Documents obtained by American Progress show Frist participated in an effort to block one of Bill Clinton’s judicial nominees via filibuster, then lied about it.
In recent weeks, Senate Majority Leader Bill Frist has been relentlessly preaching about the evils of judicial filibusters. Speaking to the Federalist Society on November 12, Frist said filibustering judicial nominees is “radical. It is dangerous and it must be overcome.” Frist called judicial filibusters “nothing less than a formula for tyranny by the minority.” When Bill Clinton was President, however, Frist engaged in the same behavior he is now condemning.
In 1996 Clinton nominated Judge Richard Paez to the 9th Circuit of the United States Court of Appeals. Conservatives in Congress held up Paez’s nomination for more than four years, culminating in an attempted filibuster on March 8, 2000. Bill Frist was among those who voted to filibuster Paez.
Frist was directly confronted with this vote by Bob Schieffer on Face the Nation (11/21/04). Schieffer said “Senator, a group called The American Progress Action Fund sent me a question to ask you. And here’s what it says: ‘Senator Frist, if you oppose the use of the filibuster for judicial nominations, why did you vote to filibuster Judge Richard Paez when President Clinton nominated him to the 9th Circuit?'” Frist replied “Filibuster, cloture, it gets confusing–as a scheduling or to get more information is legitimate.
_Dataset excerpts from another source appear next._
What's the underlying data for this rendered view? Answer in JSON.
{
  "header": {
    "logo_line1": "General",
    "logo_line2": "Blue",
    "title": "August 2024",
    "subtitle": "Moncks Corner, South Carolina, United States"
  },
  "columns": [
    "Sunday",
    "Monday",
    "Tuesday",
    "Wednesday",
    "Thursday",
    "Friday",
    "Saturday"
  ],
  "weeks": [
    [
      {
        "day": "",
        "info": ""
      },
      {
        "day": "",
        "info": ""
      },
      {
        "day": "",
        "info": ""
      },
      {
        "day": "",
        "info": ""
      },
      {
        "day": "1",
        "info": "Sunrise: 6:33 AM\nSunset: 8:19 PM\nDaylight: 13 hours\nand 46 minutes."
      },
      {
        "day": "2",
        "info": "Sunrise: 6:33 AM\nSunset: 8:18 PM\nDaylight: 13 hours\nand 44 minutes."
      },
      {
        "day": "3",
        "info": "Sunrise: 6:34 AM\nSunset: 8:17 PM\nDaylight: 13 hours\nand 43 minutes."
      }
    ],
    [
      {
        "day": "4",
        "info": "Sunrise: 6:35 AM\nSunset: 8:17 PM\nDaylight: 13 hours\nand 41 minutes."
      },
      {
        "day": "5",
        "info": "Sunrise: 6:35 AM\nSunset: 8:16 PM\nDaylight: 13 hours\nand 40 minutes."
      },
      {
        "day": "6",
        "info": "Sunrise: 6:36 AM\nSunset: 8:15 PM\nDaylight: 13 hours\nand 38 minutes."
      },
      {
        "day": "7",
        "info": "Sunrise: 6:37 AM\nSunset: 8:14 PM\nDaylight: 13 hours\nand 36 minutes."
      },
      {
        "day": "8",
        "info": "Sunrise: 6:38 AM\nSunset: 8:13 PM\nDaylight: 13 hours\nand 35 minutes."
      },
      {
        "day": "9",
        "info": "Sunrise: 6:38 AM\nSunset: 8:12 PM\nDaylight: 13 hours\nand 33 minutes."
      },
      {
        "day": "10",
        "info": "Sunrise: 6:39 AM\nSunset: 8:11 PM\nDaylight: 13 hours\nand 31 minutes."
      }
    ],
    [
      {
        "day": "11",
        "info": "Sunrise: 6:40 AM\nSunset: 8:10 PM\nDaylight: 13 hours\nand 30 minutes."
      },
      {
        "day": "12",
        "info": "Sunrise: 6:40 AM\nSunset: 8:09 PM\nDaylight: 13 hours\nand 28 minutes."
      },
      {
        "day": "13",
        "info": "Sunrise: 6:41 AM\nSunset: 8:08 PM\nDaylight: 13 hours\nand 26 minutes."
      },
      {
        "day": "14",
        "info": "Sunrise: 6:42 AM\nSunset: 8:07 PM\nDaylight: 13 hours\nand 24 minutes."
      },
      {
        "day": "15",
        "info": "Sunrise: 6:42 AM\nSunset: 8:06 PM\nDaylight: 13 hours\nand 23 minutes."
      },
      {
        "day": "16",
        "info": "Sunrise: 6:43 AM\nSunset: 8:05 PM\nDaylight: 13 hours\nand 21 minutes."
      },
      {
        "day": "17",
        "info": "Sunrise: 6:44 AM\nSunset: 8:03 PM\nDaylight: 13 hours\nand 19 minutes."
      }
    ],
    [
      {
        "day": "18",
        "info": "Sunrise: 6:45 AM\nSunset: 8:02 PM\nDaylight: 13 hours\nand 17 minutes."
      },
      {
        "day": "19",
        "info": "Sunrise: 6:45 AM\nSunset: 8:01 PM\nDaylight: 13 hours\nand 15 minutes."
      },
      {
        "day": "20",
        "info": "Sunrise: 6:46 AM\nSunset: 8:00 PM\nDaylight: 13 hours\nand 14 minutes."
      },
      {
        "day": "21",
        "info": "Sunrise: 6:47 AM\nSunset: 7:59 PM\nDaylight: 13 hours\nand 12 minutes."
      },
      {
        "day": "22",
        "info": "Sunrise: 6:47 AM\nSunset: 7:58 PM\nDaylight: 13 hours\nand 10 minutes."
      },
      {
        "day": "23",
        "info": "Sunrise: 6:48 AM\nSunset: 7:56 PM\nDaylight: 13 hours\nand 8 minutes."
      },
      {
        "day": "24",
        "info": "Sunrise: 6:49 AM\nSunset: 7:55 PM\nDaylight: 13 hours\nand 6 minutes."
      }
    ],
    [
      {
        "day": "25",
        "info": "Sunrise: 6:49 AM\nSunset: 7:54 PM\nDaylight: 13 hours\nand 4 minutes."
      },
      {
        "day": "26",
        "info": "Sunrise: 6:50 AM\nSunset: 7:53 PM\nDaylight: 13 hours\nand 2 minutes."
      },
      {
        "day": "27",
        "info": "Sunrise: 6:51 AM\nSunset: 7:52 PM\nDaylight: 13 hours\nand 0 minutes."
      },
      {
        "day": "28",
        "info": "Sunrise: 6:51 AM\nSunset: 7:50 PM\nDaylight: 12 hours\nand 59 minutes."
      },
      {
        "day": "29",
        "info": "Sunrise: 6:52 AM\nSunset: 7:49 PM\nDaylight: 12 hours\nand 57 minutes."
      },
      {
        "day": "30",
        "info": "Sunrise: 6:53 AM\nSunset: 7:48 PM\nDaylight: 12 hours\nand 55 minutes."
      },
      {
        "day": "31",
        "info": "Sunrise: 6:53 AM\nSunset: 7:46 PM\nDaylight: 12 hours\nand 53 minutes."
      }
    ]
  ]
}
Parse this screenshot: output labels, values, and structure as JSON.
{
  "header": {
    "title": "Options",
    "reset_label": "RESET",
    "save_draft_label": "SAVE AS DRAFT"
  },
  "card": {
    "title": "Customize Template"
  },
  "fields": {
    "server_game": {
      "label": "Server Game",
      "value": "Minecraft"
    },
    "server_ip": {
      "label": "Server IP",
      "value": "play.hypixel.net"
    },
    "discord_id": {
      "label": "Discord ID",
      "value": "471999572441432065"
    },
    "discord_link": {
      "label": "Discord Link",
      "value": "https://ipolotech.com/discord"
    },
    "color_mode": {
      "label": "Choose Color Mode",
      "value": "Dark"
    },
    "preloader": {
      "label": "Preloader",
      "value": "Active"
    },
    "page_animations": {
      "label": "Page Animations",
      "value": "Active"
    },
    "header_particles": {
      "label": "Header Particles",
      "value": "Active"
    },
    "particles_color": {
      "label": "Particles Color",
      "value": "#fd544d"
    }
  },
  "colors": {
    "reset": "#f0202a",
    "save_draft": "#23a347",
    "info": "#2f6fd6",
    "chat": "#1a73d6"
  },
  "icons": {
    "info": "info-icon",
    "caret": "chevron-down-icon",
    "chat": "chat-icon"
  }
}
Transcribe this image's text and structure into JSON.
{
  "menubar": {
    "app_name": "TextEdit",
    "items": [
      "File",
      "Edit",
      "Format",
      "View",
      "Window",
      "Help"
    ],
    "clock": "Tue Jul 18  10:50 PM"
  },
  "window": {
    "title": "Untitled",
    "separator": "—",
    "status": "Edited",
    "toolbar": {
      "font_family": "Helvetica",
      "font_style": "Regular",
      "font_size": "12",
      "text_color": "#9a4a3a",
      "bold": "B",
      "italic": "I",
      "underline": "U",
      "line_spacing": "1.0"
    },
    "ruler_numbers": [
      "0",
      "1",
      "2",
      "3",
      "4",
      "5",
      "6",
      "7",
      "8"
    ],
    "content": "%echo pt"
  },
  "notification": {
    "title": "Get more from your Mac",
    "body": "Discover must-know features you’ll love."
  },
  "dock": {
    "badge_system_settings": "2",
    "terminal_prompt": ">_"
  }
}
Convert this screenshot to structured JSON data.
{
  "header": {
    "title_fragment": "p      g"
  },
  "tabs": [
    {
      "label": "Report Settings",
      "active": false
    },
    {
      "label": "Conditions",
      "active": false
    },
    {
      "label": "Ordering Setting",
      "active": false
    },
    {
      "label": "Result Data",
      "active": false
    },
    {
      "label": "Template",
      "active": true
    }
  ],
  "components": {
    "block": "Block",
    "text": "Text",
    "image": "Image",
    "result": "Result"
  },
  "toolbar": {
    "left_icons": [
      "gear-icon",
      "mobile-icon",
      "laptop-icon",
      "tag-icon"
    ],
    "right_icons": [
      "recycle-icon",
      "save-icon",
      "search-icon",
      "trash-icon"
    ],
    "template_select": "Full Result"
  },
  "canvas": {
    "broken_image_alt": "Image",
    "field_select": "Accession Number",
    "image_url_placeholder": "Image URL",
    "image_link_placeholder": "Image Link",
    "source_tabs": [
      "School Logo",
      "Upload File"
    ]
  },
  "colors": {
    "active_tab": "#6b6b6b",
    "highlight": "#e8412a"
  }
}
But no to kill nominees.”
But American Progress has obtained a document that proves Frist was not, as he suggested, voting to filibuster Paez for scheduling purposes or to get more information. He voted to filibuster Paez for the very reason he said was illegitimate — to block Paez’s nomination indefinitely.
On March 9, 2000, Former Senator Bob Smith (R-NH) issued a press release describing the intent of the Paez filibuster vote the day before. The release says Senator Smith “built a coalition of several moderate and conservative Senators in an effort to block” Paez’s nomination. Frist was a part of that coalition. Smith did not organize the filibuster to get more information on Paez (after all his nomination had been pending for four years). He organized the filibuster because he had already decided Paez was “out of the mainstream of political though and…should [not] be on the court.”
So, Frist is not only deceiving people by insisting that judicial filibusters are unprecedented, he’s also an obvious hypocrite. When Dems do it, they’re destroying the Senate. When he does the exact same thing, he’s well within his rights as a senator.
Maybe I’m reading too much into this, but the CAP revelation seems like the kind of tool that should seriously undermine Frist’s efforts to permanently change the filibuster rules. When Frist says the Dems’ tactics are dangerous, Dems will say, “You did the same thing.” When Frist says the filibusters are unconstitutional, Dems will say, “You did the same thing.” When Frist says no Senate has ever tolerated judicial filibusters, Dems will say, “You did the same thing.”
There are a handful of Republicans who are still uncomfortable with the idea of the “nuclear option” and its consequences. This revelation should help remind them that Dems won’t be in the minority forever and Republicans may want to use some of the same tactics in the future that they’ve utilized in the past.